Artigo 63. A liquidação da despesa consiste na verificação do direito adquirido pelo credor tendo por base os títulos e documentos comprobatórios do respectivo crédito.”
Note-se que a interpretação lógica dos dois artigos conduz à conclusão de que o serviço/entrega do produto precede ao pagamento.
Também a preservação do erário conduz à mesma conclusão.
Porém, não há vedação expressa de pagamento antecipado. O que há é uma conclusão lógica decorrente de uma interpretação que utiliza os dois artigos da lei em detrimento da interpretação logico-sistemática do ordenamento jurídico como um todo.
Regras constitucionais, a lei de Introdução às normas do Direito Brasileiro e a Lei de Licitações devem compor esse “mix hermenêutico” para que haja uma conclusão mais científica das regras de pagamento.
Pensamos que a regra é o pagamento posterior, mas a economia de dinheiro público ou a imposição de regras de mercado podem “temperar” a regra inicial, criando exceções pontuais.
Com fundamento no artigo 170 da Carta Federal de 1.988 o princípio da livre iniciativa deve ser observado nas aquisições feitas pelo Poder Público.
Nesse sentido o “dogma” do preço de mercado (decorrência da livre iniciativa) se manifesta no artigo 23 da NLLC, bem como no artigo 11, III do mesmo códex licitatório, vedando preços superiores aos estabelecidos no mercado.
Portanto, o mercado é aceito e regulamentado pela NLLC não podendo ser ignorado por regras financeiras que tem caráter adjetivo ou “processual/financeira” em relação às aquisições do Poder Público.
Fazendo uma analogia, o CPC não poderia simplesmente “proibir” um direito previsto no Código Civil, devendo haver compatibilização entre os dois Códigos.

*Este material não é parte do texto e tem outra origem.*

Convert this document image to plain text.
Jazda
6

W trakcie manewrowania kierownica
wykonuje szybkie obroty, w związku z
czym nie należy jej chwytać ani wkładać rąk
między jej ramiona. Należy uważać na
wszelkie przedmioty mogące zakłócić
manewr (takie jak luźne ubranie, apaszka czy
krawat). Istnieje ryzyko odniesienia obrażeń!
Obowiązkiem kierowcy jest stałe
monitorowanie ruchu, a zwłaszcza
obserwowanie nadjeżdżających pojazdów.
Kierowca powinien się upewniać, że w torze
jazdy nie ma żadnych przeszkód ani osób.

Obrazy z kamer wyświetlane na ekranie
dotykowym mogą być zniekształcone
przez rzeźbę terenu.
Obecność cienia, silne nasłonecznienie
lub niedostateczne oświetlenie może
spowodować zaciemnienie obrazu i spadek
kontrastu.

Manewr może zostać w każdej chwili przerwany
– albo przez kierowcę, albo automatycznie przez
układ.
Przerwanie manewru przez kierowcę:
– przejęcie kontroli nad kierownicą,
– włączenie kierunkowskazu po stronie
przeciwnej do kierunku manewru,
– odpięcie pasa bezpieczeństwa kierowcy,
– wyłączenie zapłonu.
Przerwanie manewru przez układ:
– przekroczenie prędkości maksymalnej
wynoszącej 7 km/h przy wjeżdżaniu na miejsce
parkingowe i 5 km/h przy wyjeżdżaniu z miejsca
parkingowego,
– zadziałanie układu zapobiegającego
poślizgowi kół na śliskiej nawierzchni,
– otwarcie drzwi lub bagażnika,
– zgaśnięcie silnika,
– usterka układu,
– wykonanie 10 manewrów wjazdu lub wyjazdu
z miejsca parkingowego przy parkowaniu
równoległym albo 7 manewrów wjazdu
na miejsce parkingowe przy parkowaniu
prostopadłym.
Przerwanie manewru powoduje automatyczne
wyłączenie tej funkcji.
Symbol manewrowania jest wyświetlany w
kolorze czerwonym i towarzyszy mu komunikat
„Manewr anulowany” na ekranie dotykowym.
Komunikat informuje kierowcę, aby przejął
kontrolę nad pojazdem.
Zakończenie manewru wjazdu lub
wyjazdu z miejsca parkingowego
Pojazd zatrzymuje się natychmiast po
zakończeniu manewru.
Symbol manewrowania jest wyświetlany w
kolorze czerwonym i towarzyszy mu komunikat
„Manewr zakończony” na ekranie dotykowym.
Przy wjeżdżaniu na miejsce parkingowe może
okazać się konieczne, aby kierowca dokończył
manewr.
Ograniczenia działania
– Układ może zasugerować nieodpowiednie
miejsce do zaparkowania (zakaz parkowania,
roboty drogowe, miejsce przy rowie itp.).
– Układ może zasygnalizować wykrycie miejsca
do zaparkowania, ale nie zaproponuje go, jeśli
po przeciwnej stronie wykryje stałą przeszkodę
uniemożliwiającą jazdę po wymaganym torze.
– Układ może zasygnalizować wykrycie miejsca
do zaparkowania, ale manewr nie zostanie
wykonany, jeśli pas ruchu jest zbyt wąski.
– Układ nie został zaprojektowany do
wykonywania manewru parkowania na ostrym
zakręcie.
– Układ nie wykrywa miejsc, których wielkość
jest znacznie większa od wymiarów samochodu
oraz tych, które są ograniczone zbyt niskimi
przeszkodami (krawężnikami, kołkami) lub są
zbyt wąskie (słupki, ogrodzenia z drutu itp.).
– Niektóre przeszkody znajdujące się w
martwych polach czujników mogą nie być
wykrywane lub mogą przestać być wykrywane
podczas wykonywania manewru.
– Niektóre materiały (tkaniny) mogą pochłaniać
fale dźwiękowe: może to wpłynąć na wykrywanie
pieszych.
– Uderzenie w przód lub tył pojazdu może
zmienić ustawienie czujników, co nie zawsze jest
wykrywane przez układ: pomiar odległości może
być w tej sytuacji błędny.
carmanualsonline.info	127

A todo direito corresponde uma ação que o assegura, assim como para toda regra licitatória deve haver uma regra financeira que a assegure. As regras financeiras não são um fim em si mesmas, mas regras que são o meio para a garantia do interesse público primário.

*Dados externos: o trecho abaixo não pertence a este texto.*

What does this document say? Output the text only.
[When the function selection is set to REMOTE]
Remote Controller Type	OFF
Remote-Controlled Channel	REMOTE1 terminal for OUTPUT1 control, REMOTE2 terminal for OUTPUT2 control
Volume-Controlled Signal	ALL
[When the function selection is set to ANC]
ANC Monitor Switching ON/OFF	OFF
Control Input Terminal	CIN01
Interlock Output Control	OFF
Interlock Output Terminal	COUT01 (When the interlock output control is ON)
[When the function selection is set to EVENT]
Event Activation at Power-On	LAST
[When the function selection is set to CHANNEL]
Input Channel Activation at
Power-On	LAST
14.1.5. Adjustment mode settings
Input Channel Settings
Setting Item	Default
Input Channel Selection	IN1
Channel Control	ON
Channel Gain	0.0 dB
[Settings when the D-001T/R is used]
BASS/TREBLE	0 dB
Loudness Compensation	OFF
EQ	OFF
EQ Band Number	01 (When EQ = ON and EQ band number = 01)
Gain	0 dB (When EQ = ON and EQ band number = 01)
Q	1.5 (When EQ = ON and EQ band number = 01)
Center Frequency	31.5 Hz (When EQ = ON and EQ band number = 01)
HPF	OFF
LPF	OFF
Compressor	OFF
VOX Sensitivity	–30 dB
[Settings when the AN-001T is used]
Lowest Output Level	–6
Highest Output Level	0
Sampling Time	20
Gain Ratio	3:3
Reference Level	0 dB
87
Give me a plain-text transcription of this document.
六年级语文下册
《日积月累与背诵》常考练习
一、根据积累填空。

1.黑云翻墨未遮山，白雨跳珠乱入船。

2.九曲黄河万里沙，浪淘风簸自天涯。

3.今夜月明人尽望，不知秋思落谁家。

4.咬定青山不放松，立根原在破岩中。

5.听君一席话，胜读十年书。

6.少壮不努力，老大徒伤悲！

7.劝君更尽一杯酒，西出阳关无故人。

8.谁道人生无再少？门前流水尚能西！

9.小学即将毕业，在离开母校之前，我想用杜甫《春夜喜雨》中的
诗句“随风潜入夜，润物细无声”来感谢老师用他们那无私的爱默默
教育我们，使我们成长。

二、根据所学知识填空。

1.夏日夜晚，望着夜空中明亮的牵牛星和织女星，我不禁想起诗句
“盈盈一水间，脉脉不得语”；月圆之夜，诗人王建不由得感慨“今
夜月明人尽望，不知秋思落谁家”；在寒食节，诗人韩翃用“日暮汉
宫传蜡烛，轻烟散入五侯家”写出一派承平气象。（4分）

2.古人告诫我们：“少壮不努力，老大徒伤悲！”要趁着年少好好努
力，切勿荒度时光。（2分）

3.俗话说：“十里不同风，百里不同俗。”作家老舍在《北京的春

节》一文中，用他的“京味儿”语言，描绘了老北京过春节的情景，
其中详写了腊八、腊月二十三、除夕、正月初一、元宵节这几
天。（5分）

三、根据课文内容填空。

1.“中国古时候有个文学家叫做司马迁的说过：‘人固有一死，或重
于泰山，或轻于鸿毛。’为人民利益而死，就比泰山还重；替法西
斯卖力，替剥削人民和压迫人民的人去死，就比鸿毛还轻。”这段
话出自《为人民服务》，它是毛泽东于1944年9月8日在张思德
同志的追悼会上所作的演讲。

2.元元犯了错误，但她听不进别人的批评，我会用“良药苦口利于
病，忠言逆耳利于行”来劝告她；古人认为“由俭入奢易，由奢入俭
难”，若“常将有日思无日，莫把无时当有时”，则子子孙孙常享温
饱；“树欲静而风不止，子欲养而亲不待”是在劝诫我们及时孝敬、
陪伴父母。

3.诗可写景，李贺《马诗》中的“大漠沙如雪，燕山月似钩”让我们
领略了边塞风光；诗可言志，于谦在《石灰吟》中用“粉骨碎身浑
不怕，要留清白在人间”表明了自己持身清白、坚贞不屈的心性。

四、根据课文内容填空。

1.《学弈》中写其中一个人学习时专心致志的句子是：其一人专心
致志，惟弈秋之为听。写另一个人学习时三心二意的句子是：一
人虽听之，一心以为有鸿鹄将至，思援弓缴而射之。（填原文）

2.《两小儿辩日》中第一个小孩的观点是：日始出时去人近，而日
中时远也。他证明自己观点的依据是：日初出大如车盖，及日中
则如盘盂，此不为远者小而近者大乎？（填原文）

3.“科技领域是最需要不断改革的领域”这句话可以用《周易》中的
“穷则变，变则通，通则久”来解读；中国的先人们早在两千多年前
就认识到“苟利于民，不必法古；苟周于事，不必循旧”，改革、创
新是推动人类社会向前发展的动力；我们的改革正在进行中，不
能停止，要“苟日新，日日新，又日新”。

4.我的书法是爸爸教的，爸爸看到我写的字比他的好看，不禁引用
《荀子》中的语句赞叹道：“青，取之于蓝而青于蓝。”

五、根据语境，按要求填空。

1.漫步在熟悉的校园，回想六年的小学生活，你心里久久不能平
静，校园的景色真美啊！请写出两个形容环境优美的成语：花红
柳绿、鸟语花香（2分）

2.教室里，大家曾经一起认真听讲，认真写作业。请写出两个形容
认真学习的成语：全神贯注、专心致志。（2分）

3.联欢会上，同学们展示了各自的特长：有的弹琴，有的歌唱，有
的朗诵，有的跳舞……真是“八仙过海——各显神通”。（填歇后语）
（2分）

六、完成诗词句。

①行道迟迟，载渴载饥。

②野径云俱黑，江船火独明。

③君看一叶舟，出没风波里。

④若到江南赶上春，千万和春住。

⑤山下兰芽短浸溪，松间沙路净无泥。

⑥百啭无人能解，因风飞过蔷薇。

Outra regra a ser observada para a interpretação da possibilidade de aquisição pelo Poder Público com pagamento antecipado é a Lei de Introdução às Normas do Direito Brasileiro (Lindb), verdadeiro “norte obrigatório” na interpretação das leis.

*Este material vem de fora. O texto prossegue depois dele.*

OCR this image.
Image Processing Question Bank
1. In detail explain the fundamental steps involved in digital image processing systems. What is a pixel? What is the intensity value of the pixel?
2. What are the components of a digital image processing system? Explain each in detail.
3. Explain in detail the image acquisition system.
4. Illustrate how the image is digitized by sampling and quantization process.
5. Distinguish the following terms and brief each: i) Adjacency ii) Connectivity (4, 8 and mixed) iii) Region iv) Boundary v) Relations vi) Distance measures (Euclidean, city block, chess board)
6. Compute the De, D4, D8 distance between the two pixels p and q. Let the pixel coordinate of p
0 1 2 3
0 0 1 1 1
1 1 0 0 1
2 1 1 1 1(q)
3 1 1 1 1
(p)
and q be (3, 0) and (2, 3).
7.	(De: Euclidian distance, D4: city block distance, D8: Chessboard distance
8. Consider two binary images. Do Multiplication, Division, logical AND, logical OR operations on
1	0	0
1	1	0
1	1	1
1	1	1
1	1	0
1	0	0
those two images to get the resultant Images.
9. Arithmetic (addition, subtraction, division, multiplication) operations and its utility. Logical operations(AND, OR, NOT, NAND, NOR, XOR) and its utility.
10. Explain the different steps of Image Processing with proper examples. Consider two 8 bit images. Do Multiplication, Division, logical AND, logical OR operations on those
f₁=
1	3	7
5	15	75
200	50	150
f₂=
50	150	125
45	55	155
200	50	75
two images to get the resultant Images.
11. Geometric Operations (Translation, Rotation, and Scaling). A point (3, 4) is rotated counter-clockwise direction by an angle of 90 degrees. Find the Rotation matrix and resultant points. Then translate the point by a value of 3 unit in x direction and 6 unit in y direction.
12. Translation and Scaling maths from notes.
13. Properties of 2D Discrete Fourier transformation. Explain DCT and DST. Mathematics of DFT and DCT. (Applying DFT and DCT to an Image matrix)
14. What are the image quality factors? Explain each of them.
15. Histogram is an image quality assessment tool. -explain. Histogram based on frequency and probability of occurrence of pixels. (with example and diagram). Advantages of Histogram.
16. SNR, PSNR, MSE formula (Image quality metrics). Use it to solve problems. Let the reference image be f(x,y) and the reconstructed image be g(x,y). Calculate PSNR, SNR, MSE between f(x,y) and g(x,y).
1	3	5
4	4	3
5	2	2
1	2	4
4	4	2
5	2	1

Assim, prevê o artigo 20 da referida Lindb:
“Artigo 20. Nas esferas administrativa, controladora e judicial, não se decidirá com base em valores jurídicos abstratos sem que sejam consideradas as consequências práticas da decisão.”
Em síntese, o artigo 20 preconiza que os efeitos concretos devem ser levados em conta para a aplicação de uma regra jurídica.
Se a compra com pagamento posterior for impossível ou aumentar o preço do produto/serviço, parece-nos que o artigo 20 força a interpretação no sentido de “elastecimento” dos artigos 62 e 63.
A “reserva do possível” é uma regra de interpretação reconhecida pelo C. STF e o caso de pagamento prévio obrigatório imposto por regras de mercado enquadra-se nessa criação jurisprudencial.
Outra regra a ser observada é a regra da mesma LIND aplicável ao magistrado que não pode se eximir de julgar em razão de lacunas na lei.
Assim, prevê a Lindb:
“Artigo 4o Quando a lei for omissa, o juiz decidirá o caso de acordo com a analogia, os costumes e os princípios gerais de direito.”
Ora, o administrador público não pode se eximir (analogamente) de implementar atividades públicas em razão da omissão da Lei 4.320/64 sobre aspectos de mercado, que, repita-se, não podem ser ignorados sob pena de ofensa ao princípio constitucional da livre iniciativa.
Se a lei 4.320/64 não enfrenta seu choque com o mercado, o administrador deve decidir com base nas consequências concretas, utilizando-se de analogia, costumes e princípios gerais do direito.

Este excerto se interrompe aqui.